Select Committee on Jobs, Enterprise and Innovation

Estimates for Public Services 2018
Vote 32 - Business, Enterprise and Innovation (Revised)

5:00 pm

Photo of James LawlessJames Lawless (Kildare North, Fianna Fail) | Oireachtas source

I thank the Minister of State for his presentation and the enthusiasm he shows for his brief. We have worked together and his passion for it shows in his statements. However, the nature of this type of scrutiny means we will focus on the gaps rather than what is working. I hope he will indulge me in this regard.

I was at the Tyndall National Institute this morning. I was delighted to hear extra funding will be made available to it. One of the items mentioned to me there was the need for extra capital expenditure. I also visited the APC Microbiome Institute, another fantastic research centre with Professor Fergus Shanahan and his team. These are leading examples of what we are doing with some of the funds available.

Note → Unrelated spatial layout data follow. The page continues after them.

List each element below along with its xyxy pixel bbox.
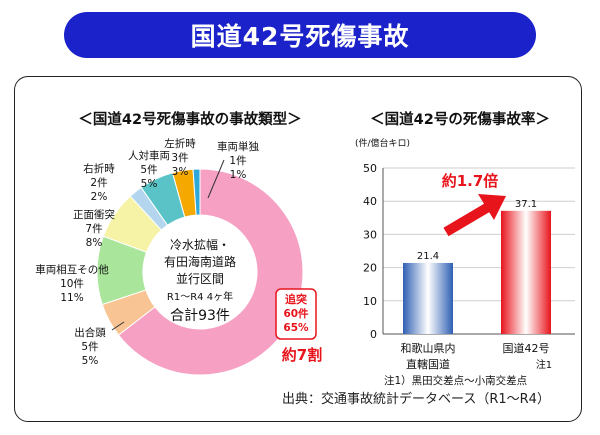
slice-pct-pedestrian: 5% bbox=[141, 178, 158, 190]
bar-ytick-4: 40 bbox=[363, 195, 377, 208]
bar-value-label-1: 37.1 bbox=[515, 199, 537, 210]
pie-center-line-3: 並行区間 bbox=[176, 272, 224, 286]
slice-pct-crossing: 5% bbox=[82, 355, 99, 367]
pie-center-line-2: 有田海南道路 bbox=[164, 254, 236, 269]
bar-ytick-0: 0 bbox=[370, 328, 377, 341]
source-note: 出典：交通事故統計データベース（R1～R4） bbox=[282, 392, 550, 407]
slice-count-crossing: 5件 bbox=[81, 341, 98, 353]
slice-label-car-single: 車両単独 bbox=[217, 140, 259, 153]
bar-category-label-0-line-0: 和歌山県内 bbox=[401, 341, 456, 355]
bar-category-label-1: 国道42号 bbox=[503, 341, 550, 355]
slice-count-pedestrian: 5件 bbox=[140, 164, 157, 176]
pie-slice-0 bbox=[117, 168, 304, 376]
increase-arrow-head bbox=[478, 194, 506, 220]
slice-label-head-on: 正面衝突 bbox=[73, 208, 115, 221]
bar-footnote: 注1）黒田交差点～小南交差点 bbox=[384, 374, 527, 387]
pie-center-line-5: 合計93件 bbox=[170, 308, 230, 324]
leader-line-car-single bbox=[207, 159, 225, 199]
increase-arrow-shaft bbox=[443, 201, 493, 237]
bar-ytick-5: 50 bbox=[363, 162, 377, 175]
bar-chart-title: ＜国道42号の死傷事故率＞ bbox=[370, 110, 550, 128]
bar-ytick-3: 30 bbox=[363, 228, 377, 241]
chart-panel bbox=[14, 76, 582, 422]
slice-count-car-single: 1件 bbox=[229, 155, 246, 167]
slice-count-right-turn: 2件 bbox=[90, 177, 107, 189]
pie-center-line-4: R1～R4 4ヶ年 bbox=[167, 290, 233, 303]
slice-label-right-turn: 右折時 bbox=[83, 162, 115, 175]
pie-annotation: 約7割 bbox=[282, 346, 322, 364]
slice-count-vehicle-other: 10件 bbox=[60, 278, 84, 290]
bar-1 bbox=[501, 210, 551, 334]
slice-pct-vehicle-other: 11% bbox=[60, 292, 83, 304]
slice-pct-car-single: 1% bbox=[230, 169, 247, 181]
bar-ytick-2: 20 bbox=[363, 262, 377, 275]
slice-pct-head-on: 8% bbox=[86, 237, 103, 249]
pie-center-text: 冷水拡幅・ 有田海南道路 並行区間 R1～R4 4ヶ年 合計93件 bbox=[164, 237, 236, 324]
bar-ytick-1: 10 bbox=[363, 295, 377, 308]
slice-pct-rear-end: 65% bbox=[283, 322, 309, 334]
slice-label-pedestrian: 人対車両 bbox=[128, 149, 170, 162]
slice-label-left-turn: 左折時 bbox=[164, 137, 196, 150]
leader-line-crossing bbox=[111, 321, 125, 331]
pie-slice-7 bbox=[192, 168, 201, 216]
slice-count-left-turn: 3件 bbox=[171, 152, 188, 164]
bar-0 bbox=[403, 262, 453, 334]
slice-pct-right-turn: 2% bbox=[91, 191, 108, 203]
bar-category-note-1: 注1 bbox=[536, 358, 552, 371]
bar-series: 21.4 37.1 bbox=[403, 199, 551, 334]
slice-pct-left-turn: 3% bbox=[172, 166, 189, 178]
bar-chart-ylabel: (件/億台キロ) bbox=[355, 137, 410, 149]
page-title: 国道42号死傷事故 bbox=[64, 12, 536, 58]
pie-center-line-1: 冷水拡幅・ bbox=[170, 237, 230, 252]
bar-annotation: 約1.7倍 bbox=[442, 172, 499, 190]
pie-chart bbox=[96, 168, 304, 376]
increase-arrow bbox=[443, 194, 506, 237]
slice-label-crossing: 出合頭 bbox=[74, 326, 106, 339]
slice-count-head-on: 7件 bbox=[85, 223, 102, 235]
bar-value-label-0: 21.4 bbox=[417, 251, 439, 262]
pie-chart-title: ＜国道42号死傷事故の事故類型＞ bbox=[78, 110, 301, 128]
slice-count-rear-end: 60件 bbox=[283, 307, 309, 320]
leader-lines bbox=[111, 159, 225, 331]
bar-category-label-0-line-1: 直轄国道 bbox=[406, 357, 450, 371]
slice-label-rear-end: 追突 bbox=[285, 292, 307, 306]
rear-end-box bbox=[275, 288, 317, 340]
slice-label-vehicle-other: 車両相互その他 bbox=[35, 263, 109, 276]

The Minister of State claimed Ireland was in the top ten in maths and chemistry internationally. Trinity College's maths department did not qualify for SFI funding recently, however. There are issues in this regard and how these allocations are made. Trinity's maths department is a leader in all sorts of fields. Due to quirks in the prioritisation, the department did not qualify and several projects were affected.

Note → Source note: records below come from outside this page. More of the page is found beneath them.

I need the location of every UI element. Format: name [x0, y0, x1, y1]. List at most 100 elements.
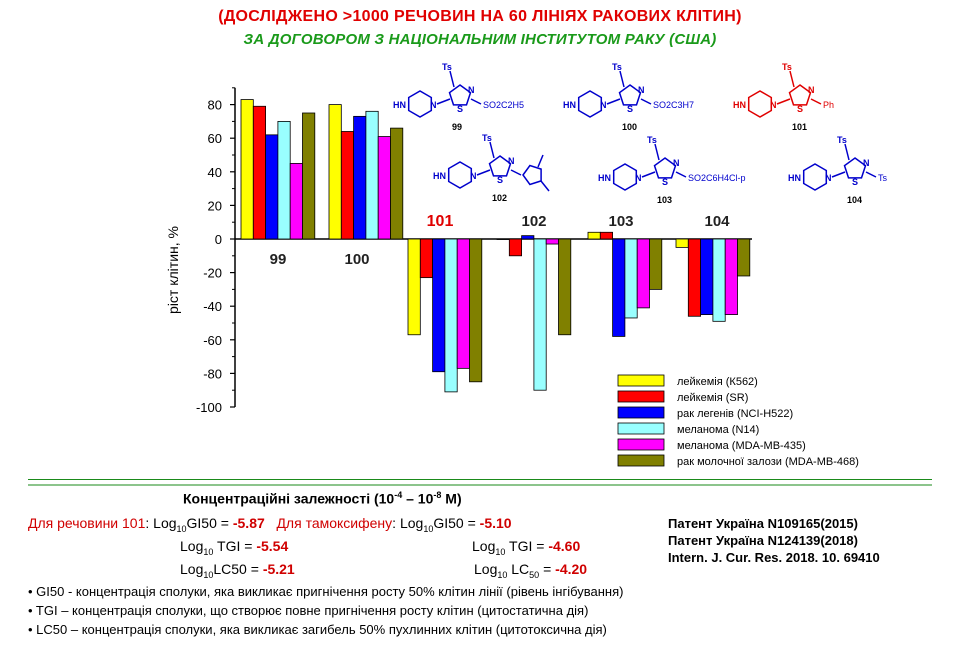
svg-text:N: N: [430, 100, 437, 110]
svg-text:Ts: Ts: [442, 62, 452, 72]
svg-text:SO2C2H5: SO2C2H5: [483, 100, 524, 110]
legend-swatch-0: [617, 374, 665, 387]
bar-101-series-2: [432, 238, 446, 373]
sub-tgi-value: -5.54: [256, 538, 289, 554]
svg-text:N: N: [825, 173, 832, 183]
title-line-1: (ДОСЛІДЖЕНО >1000 РЕЧОВИН НА 60 ЛІНІЯХ Р…: [218, 8, 742, 25]
y-tick-label: -60: [203, 333, 222, 348]
svg-text:S: S: [497, 175, 503, 185]
svg-text:N: N: [673, 158, 680, 168]
y-tick-label: -20: [203, 266, 222, 281]
sub-gi50-value: -5.87: [232, 515, 265, 531]
y-tick-label: -40: [203, 299, 222, 314]
bar-100-series-4: [377, 136, 391, 240]
svg-text:HN: HN: [733, 100, 746, 110]
svg-text:Ts: Ts: [612, 62, 622, 72]
bar-104-series-4: [724, 238, 738, 315]
svg-text:N: N: [770, 100, 777, 110]
bar-102-series-2: [521, 235, 535, 240]
y-tick-label: 80: [208, 98, 222, 113]
legend-swatch-3: [617, 422, 665, 435]
bar-chart: 99 100 101 102 103 104 80 60 40 20 0 -20 -40 -60 -80 -…: [28, 62, 932, 480]
svg-text:Ts: Ts: [482, 133, 492, 143]
svg-text:HN: HN: [563, 100, 576, 110]
svg-text:N: N: [508, 156, 515, 166]
category-label-102: 102: [521, 213, 546, 230]
svg-text:101: 101: [792, 122, 807, 132]
bar-99-series-3: [277, 121, 291, 240]
bar-103-series-0: [587, 231, 601, 240]
bar-102-series-3: [533, 238, 547, 391]
legend-label-0: лейкемія (К562): [677, 376, 758, 388]
bar-100-series-3: [365, 110, 379, 240]
reference: Intern. J. Cur. Res. 2018. 10. 69410: [668, 550, 880, 565]
svg-text:N: N: [635, 173, 642, 183]
bar-103-series-5: [649, 238, 663, 290]
svg-text:N: N: [638, 85, 645, 95]
svg-text:103: 103: [657, 195, 672, 205]
bar-103-series-1: [599, 231, 613, 240]
category-label-99: 99: [270, 251, 287, 268]
legend-box: [614, 372, 896, 470]
svg-text:N: N: [600, 100, 607, 110]
note-lc50: • LC50 – концентрація сполуки, яка викли…: [28, 622, 607, 637]
tam-lc50-value: -4.20: [555, 561, 588, 577]
tam-gi50-value: -5.10: [479, 515, 512, 531]
y-tick-label: -100: [196, 400, 222, 415]
substance-label: Для речовини 101: [28, 515, 146, 531]
row-lc50-sub: Log10LC50 = -5.21: [180, 561, 295, 580]
note-tgi: • TGI – концентрація сполуки, що створює…: [28, 603, 589, 618]
legend-label-1: лейкемія (SR): [677, 392, 748, 404]
bar-99-series-0: [240, 99, 254, 240]
svg-text:S: S: [662, 177, 668, 187]
legend-swatch-1: [617, 390, 665, 403]
svg-text:N: N: [808, 85, 815, 95]
svg-text:N: N: [468, 85, 475, 95]
bar-104-series-2: [700, 238, 714, 315]
legend-swatch-5: [617, 454, 665, 467]
svg-text:Ph: Ph: [823, 100, 834, 110]
bar-99-series-1: [252, 105, 267, 240]
svg-text:SO2C3H7: SO2C3H7: [653, 100, 694, 110]
legend-label-4: меланома (MDA-MB-435): [677, 440, 806, 452]
bar-103-series-3: [624, 238, 638, 319]
svg-text:SO2C6H4Cl-p: SO2C6H4Cl-p: [688, 173, 746, 183]
y-tick-label: -80: [203, 366, 222, 381]
separator-decor: [28, 484, 932, 486]
svg-text:S: S: [457, 104, 463, 114]
bar-99-series-4: [289, 162, 303, 240]
bar-104-series-1: [687, 238, 701, 317]
y-tick-label: 0: [215, 232, 222, 247]
svg-text:99: 99: [452, 122, 462, 132]
bar-99-series-5: [302, 112, 316, 240]
svg-text:S: S: [797, 104, 803, 114]
legend-label-2: рак легенів (NCI-H522): [677, 408, 793, 420]
category-label-103: 103: [608, 213, 633, 230]
row-gi50: Для речовини 101: Log10GI50 = -5.87 Для …: [28, 515, 512, 534]
category-label-100: 100: [344, 251, 369, 268]
row-lc50-tam: Log10 LC50 = -4.20: [474, 561, 588, 580]
bar-101-series-4: [456, 238, 470, 369]
y-axis-label: ріст клітин, %: [165, 226, 181, 314]
svg-text:S: S: [627, 104, 633, 114]
row-tgi-tam: Log10 TGI = -4.60: [472, 538, 581, 557]
bar-101-series-0: [407, 238, 421, 336]
svg-text:HN: HN: [433, 171, 446, 181]
tamoxifen-label: Для тамоксифену: [276, 515, 393, 531]
bar-102-series-1: [508, 238, 522, 257]
patent-2: Патент Україна N124139(2018): [668, 533, 858, 548]
bar-104-series-5: [737, 238, 751, 277]
bar-103-series-2: [612, 238, 626, 337]
svg-text:HN: HN: [788, 173, 801, 183]
bar-102-series-0: [496, 238, 510, 240]
svg-text:Ts: Ts: [647, 135, 657, 145]
bar-102-series-5: [558, 238, 572, 336]
svg-text:HN: HN: [598, 173, 611, 183]
bar-100-series-5: [390, 127, 404, 240]
svg-text:Ts: Ts: [837, 135, 847, 145]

In 2017, €26 million in PRTLI funding was carried over and in 2018, €14 million. Every university and research institute has the same challenge when it comes to bricks and mortar funding. There is a need for a fund dedicated towards buildings, labs, libraries and procuring equipment such as spectrometers, expensive pieces of kit which become obsolete quite quickly because of the nature of scientific advancement. A significant tranche of money has not been put into PRTLI since round five expired in 2016. In 2007, when PRTLI round four was announced, the funding stood at €230 million. In 2010, at a time when we were not booming economically, the then Taoiseach, Brian Cowen, announced a €359 million fund to run to 2016. Since 2016, however, only €26 million and €14 million have been allocated. The sums involved now are paltry compared with what used to be involved.

Since the start of 2016 and essentially since the new Administration, we have had a trickle. We had a river and now it has gone to a trickle. That is having an impact on the universities and research institutes. They cannot buy a new library or laboratory. They cannot buy a new spectrometer if the old one is ten years old and obsolete. Is there a plan to address that? Will there be a sixth round of the PRTLI? Will it be a bricks-and-mortar fund? Will it be of significant impact, because €40 million is better than zero but it is a hell of a long way from €359 million and the hundreds of millions in funds that were there for the previous 15 years. What is happening next with the PRTLI?